Defending The World Health Organization
Despite highlighting the inadequacies of emergency response systems, Gates spoke in support of the World Health Organization (WHO), which was heavily criticized for its handling of the Ebola outbreak in West Africa that killed thousands of people in 2014.
Gates said the WHO was not provided with the necessary funds and staff to meet the expectations in dealing with such a crisis.
Another point of concern that the billionaire philanthropist raised on the BBC program was that of the increasing resistance of certain epidemics to antibiotic treatments. He said that the successful use of antibiotics to treat diseases has created a sense of complacency.
Microbes are becoming increasingly resistant to treatment because of the misuse and over use of antibiotic drugs.
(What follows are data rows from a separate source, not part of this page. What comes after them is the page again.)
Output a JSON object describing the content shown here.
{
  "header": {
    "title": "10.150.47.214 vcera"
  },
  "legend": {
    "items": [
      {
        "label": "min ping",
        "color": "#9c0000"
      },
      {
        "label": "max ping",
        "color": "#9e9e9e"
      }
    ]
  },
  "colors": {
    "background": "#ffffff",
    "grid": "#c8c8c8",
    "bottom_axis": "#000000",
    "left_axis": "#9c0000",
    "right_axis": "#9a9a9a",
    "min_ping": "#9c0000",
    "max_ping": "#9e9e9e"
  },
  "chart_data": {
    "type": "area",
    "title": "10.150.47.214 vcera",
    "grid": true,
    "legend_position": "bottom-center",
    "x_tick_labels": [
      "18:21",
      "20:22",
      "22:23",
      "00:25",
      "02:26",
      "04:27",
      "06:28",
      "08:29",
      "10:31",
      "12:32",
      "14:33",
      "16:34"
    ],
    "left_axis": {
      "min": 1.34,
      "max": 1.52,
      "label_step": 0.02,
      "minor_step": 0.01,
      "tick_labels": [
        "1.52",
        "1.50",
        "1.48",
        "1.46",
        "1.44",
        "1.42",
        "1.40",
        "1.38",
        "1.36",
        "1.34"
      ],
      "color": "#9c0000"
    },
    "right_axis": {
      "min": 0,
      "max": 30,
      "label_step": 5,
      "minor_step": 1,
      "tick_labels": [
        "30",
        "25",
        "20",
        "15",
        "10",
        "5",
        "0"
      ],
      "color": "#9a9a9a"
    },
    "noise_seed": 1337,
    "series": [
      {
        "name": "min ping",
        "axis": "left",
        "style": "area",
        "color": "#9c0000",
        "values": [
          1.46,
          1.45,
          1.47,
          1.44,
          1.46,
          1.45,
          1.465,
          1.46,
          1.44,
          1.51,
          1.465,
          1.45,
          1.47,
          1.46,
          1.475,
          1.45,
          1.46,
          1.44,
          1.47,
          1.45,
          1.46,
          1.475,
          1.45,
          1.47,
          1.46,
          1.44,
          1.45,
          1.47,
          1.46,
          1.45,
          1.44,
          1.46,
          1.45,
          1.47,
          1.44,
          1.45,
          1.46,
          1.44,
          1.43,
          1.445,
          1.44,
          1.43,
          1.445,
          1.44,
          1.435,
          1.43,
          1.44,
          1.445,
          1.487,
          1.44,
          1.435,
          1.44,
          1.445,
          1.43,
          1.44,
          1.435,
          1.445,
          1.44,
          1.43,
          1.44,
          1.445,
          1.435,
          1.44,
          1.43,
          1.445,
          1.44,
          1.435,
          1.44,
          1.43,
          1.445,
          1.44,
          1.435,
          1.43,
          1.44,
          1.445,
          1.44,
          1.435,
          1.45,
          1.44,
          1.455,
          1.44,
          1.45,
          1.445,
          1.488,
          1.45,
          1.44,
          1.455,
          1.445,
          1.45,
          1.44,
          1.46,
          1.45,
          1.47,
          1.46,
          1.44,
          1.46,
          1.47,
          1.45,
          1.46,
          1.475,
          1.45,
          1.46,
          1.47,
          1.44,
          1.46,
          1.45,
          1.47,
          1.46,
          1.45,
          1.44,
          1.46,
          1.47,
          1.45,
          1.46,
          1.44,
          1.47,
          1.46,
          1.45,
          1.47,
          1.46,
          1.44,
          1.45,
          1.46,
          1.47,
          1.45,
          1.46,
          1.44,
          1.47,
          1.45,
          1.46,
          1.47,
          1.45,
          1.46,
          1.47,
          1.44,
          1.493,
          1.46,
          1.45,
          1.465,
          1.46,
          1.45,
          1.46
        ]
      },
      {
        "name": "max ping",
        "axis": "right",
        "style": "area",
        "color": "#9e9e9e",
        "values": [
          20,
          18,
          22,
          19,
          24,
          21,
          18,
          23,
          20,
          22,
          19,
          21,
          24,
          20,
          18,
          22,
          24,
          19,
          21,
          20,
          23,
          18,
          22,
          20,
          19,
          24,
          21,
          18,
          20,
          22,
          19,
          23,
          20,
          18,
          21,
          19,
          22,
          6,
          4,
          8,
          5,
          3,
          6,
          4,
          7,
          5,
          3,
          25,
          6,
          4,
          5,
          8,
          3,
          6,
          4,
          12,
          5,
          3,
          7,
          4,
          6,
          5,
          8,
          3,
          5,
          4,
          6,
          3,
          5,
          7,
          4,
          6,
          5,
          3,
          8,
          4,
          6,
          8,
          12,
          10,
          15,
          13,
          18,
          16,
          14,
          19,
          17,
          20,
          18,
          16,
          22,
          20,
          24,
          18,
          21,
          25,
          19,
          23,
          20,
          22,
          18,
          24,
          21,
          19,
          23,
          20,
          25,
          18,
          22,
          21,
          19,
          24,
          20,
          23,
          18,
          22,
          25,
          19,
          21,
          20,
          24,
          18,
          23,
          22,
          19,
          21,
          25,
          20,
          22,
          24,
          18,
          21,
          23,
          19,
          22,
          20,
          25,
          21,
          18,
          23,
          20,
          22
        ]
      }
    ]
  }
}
This is already starting to make malaria, tuberculosis, and HIV treatments more difficult for doctors.
Gates urged developed countries to help out their poorer neighbors in tackling disease outbreaks, both for their own self-interest and humanitarian reasons.
He explained that cooperation between countries had nearly succeeded in rooting out the poliomyelitis from the world. The debilitating disease is endemic only to regions in Afghanistan and Pakistan.
Researchers hope that no additional cases of polio would be detected for the next three years, so that they could finally declare the disease to be eradicated. This would make polio the second human illness after smallpox to be wiped out.
"We're very close. Hopefully, the last case will be some time next year," Gates said.